February 17, 2016 at 9:25 am
You can use a CASE statement for that. Remember that a column can only have one type, so if you want to return an empty string, you need to return all values as strings.
You could also use the NULLIF function, but it would return a NULL value instead of an empty string. However, you can format that in the front end.
February 17, 2016 at 9:27 am
Luis beat me to it. Note the code/comments below.
DECLARE @table TABLE (NumericColumn int);
INSERT @table VALUES (1),(2),(-999);
-- This WONT work because blanks on numeric columns are returned as 0's
SELECT NumericColumn = CASE WHEN NumericColumn <> -999 THEN NumericColumn ELSE '' END
FROM @table;
-- NULLIF is your best best
SELECT NumericColumn = NULLIF(NumericColumn,-999)
FROM @table;
-- Itzik Ben-Gan 2001
February 17, 2016 at 9:49 am
Thanks to both answers. I am writing front end select only and not that experienced.
So the line below worked but I forgot to say that I need 2 values excluded:+999 and -999.
How do I rework the below for that?
ISNULL(CAST(NULLIF(CashFlowCoverage,-999) AS VARCHAR(100)),'')
Thanks
February 17, 2016 at 9:54 am
Here's two options:
DECLARE @table TABLE (CashFlowCoverage int);
INSERT @table VALUES (1),(2),(-999),(999);
SELECT CashFlowCoverage = NULLIF(NULLIF(CashFlowCoverage,-999),999)
FROM @table;
SELECT CashFlowCoverage = NULLIF(ABS(CashFlowCoverage),999)
FROM @table;
EDIT: changed the column name
-- Itzik Ben-Gan 2001
February 17, 2016 at 9:59 am
Thank you Alan. Appreciate your contribution.:-)

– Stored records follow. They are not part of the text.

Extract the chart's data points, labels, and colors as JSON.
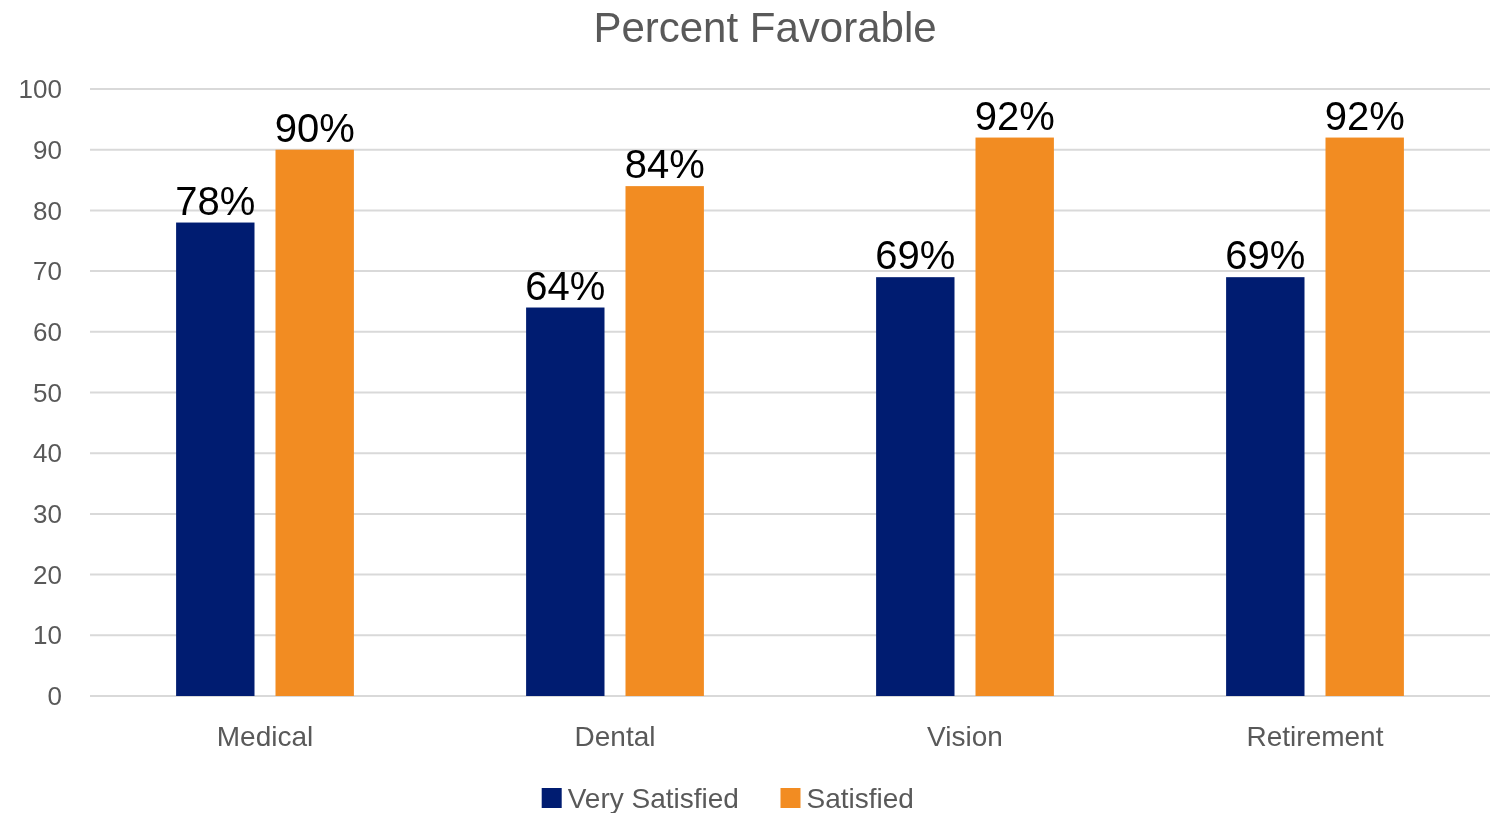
{
  "chart_data": {
    "type": "bar",
    "title": "Percent Favorable",
    "categories": [
      "Medical",
      "Dental",
      "Vision",
      "Retirement"
    ],
    "series": [
      {
        "name": "Very Satisfied",
        "color": "#001c71",
        "values": [
          78,
          64,
          69,
          69
        ],
        "value_labels": [
          "78%",
          "64%",
          "69%",
          "69%"
        ]
      },
      {
        "name": "Satisfied",
        "color": "#f28c22",
        "values": [
          90,
          84,
          92,
          92
        ],
        "value_labels": [
          "90%",
          "84%",
          "92%",
          "92%"
        ]
      }
    ],
    "ylim": [
      0,
      100
    ],
    "yticks": [
      0,
      10,
      20,
      30,
      40,
      50,
      60,
      70,
      80,
      90,
      100
    ],
    "grid": "y",
    "legend": "bottom"
  }
}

February 17, 2016 at 10:11 am
You might want to reduce your varchar length. I've never heard of a common use for such large numbers.
February 17, 2016 at 10:40 am
Luis Cazares (2/17/2016)
You might want to reduce your varchar length. I've never heard of a common use for such large numbers.
haha - I missed the comment about converting to varchar(100). Varchar(19) is enough to cover the largest bigint (9223372036854775807).
-- Itzik Ben-Gan 2001
February 17, 2016 at 10:50 am
Alan.B (2/17/2016)
Luis Cazares (2/17/2016)
You might want to reduce your varchar length. I've never heard of a common use for such large numbers.haha - I missed the comment about converting to varchar(100). Varchar(19) is enough to cover the largest bigint (9223372036854775807).
Or varchar(20) for the smallest -9,223,372,036,854,775,808.
However, 10 should be enough for most systems and 5 might work for most catalogs.